Every year, in Farnham, we have a Heritage Open Weekend. It’s a time when people can peek inside heritage type buildings which are not normally open to the public. Or maybe to see features that the public didn’t realise were there. I’ve blogged about it before but we don’t manage to go every year so I figure it doesn’t hurt to include this short introduction.
And the first place we went to this year was Guitar Village. This is a shop that sells, you’ll never guess…guitars. All sorts of guitars, it’s true, but guitars none-the-less. While that’s not so remarkable, the fact that it’s hidden away just beyond the town centre and not necessarily prey to too much passing traffic and yet seems to flourish, is remarkable. And they are not new. The shop has been there since 1977 and doesn’t look like it’s moving any time soon. While they have been selling guitars since 1977, the building has a much longer history.
It was a Wealdon house which was open halled and built in around 1467. There were some renovations during the Tudor period when the wattle and daub infill was replaced with bricks but, essentially, it hasn’t changed much.
At some point, lots of rooms were added and it’s a bit of a rabbit warren, particularly upstairs, where my favourite room is. It has the most extreme sloping floor I’ve ever seen in a standing building. Seriously, if you rolled over in bed, you’d fall out of the bed and only stop when you hit the wall at the front of the room. Amazing how it still works at all. You can’t really see it in the photo but the roof has some serious level problems as well.

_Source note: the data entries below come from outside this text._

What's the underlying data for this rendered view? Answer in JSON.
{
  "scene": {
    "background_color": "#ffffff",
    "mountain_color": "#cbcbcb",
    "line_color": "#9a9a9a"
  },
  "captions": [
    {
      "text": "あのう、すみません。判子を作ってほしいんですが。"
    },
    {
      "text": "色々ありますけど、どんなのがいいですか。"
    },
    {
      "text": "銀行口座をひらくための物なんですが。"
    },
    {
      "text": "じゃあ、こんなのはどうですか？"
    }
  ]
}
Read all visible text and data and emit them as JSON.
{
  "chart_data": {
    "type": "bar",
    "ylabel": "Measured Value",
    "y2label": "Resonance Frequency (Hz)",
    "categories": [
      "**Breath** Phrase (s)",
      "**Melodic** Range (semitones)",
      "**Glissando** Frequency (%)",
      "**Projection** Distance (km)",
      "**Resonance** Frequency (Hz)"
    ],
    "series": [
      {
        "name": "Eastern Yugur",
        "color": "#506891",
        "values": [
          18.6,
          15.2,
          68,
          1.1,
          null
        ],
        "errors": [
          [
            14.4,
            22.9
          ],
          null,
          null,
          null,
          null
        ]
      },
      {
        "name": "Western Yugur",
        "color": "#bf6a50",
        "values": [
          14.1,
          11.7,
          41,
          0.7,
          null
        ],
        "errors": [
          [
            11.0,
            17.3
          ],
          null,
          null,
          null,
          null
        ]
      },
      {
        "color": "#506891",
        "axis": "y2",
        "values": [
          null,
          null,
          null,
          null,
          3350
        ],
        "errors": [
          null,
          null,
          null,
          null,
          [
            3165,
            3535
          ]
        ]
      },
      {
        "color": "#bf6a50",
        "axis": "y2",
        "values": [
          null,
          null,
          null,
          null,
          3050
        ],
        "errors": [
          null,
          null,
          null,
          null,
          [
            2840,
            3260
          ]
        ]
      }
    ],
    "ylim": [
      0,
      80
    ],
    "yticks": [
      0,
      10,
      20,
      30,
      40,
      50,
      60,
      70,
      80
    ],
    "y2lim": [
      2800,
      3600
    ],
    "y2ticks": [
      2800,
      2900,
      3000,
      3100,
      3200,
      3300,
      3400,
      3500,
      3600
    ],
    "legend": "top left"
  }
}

We also popped into the library to see the Culver Room. It seems that Charles I stayed there on the way to London for his execution. We had an interesting chat with an old chap there who pointed out that West Street was most likely the main road from Winchester to London so it made sense for Chuck to stop off at Farnham, particularly given all the pubs.
Speaking of pubs, we popped into the Wheatsheaf for a pint and were incredibly surprised. The last time we went in was over 10 years ago and it was a bit dark and gloomy and, frankly, uninviting. Mirinda claimed it was the sort of place you’d walk into and in the corner would be a couple of grizzly old men talking about boats in great detail. Well, not any more it isn’t. It’s been done up a treat (not in a bad way) and was very comfortable and welcoming.
We popped in and out of a few other buildings but the most impressive had to be the jewellery shop with the ornate plaster ceiling. Low down and detailed, the ceiling was the work of a Farnham man who was asked by the Earl of Shaftesbury to prepare an example before making him one at his house in Wimborne. The ceiling in the tiny shop was the example and the Earl liked it and ordered a full size one for his house.
The ceiling, made in the 17th century, was eventually covered over and forgotten until being rediscovered last century. Quite extraordinary.
Before heading back home, we popped around to the church but didn’t get to see the Teddy Bears Tower Leap.
I rather liked the fact that the gravestones and various memorials were being employed as seats and tables for the revellers and children.
After lunch we headed for Thursley where, like the little pest she is, Freya threw herself into the bog. Okay, it wasn’t all her fault. After all she was only following Emma but where the mud only reached halfway up Emma’s legs, it almost covered Freya.
Oddly, by the time we returned to the car she didn’t smell bad anymore, unlike Emma (and Carmen before her). Not that it prevented her getting a bath.